The next work is not “make ZINC faster.” That is too vague. The numbers point to a smaller set of jobs.

On RDNA:

  • Improve prefill for Qwen and Gemma without hurting the current decode wins.
  • Keep reducing prompt-side dispatch and state movement.
  • Preserve the Qwen 3.6 35B A3B decode lead as a regression gate.
  • Treat end-to-end CLI/server overhead as a separate benchmark, not a shader problem.

On Metal:

  • Expand exact-shape wins beyond Qwen 3.6 35B A3B.
  • Keep measuring cold pipeline-state costs separately from steady-state decode.
  • Make broad Gemma and smaller Qwen rows less dependent on generic fallback paths.
  • Validate release archives outside the repo, because Metal shader asset lookup is now part of the binary story.

On Intel:

  • Keep it experimental.
  • Publish data when the matrix succeeds, not when one row does.
  • Do not let Intel support leak into v0.1 release language until it has the same hardware validation discipline as RDNA and Metal.

The honest v0.1 performance message

The v0.1 performance message should be:

ZINC is an early local inference engine with real decode wins on targeted Qwen workloads.
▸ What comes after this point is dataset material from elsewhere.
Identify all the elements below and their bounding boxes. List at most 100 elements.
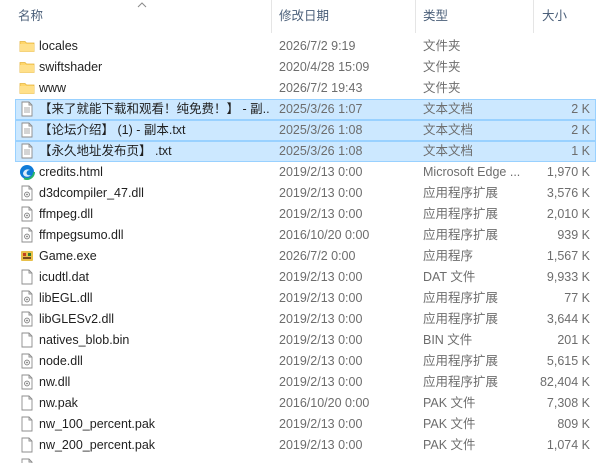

It is not yet a universal llama.cpp replacement. RDNA and Apple Silicon are the first release targets. Prefill and end-to-end latency remain active work.

That sentence is less flashy than “ZINC beats llama.cpp.” It is also much more defensible.

The dashboard has become useful precisely because it is uneven. If every cell were green, we would have a marketing page, not an engineering signal. The red cells tell us what to do next. The green cells tell us the project is worth doing.

That is where ZINC is now: no longer proving that it can run, not yet claiming that it wins everywhere, and finally measured well enough that the next work is obvious.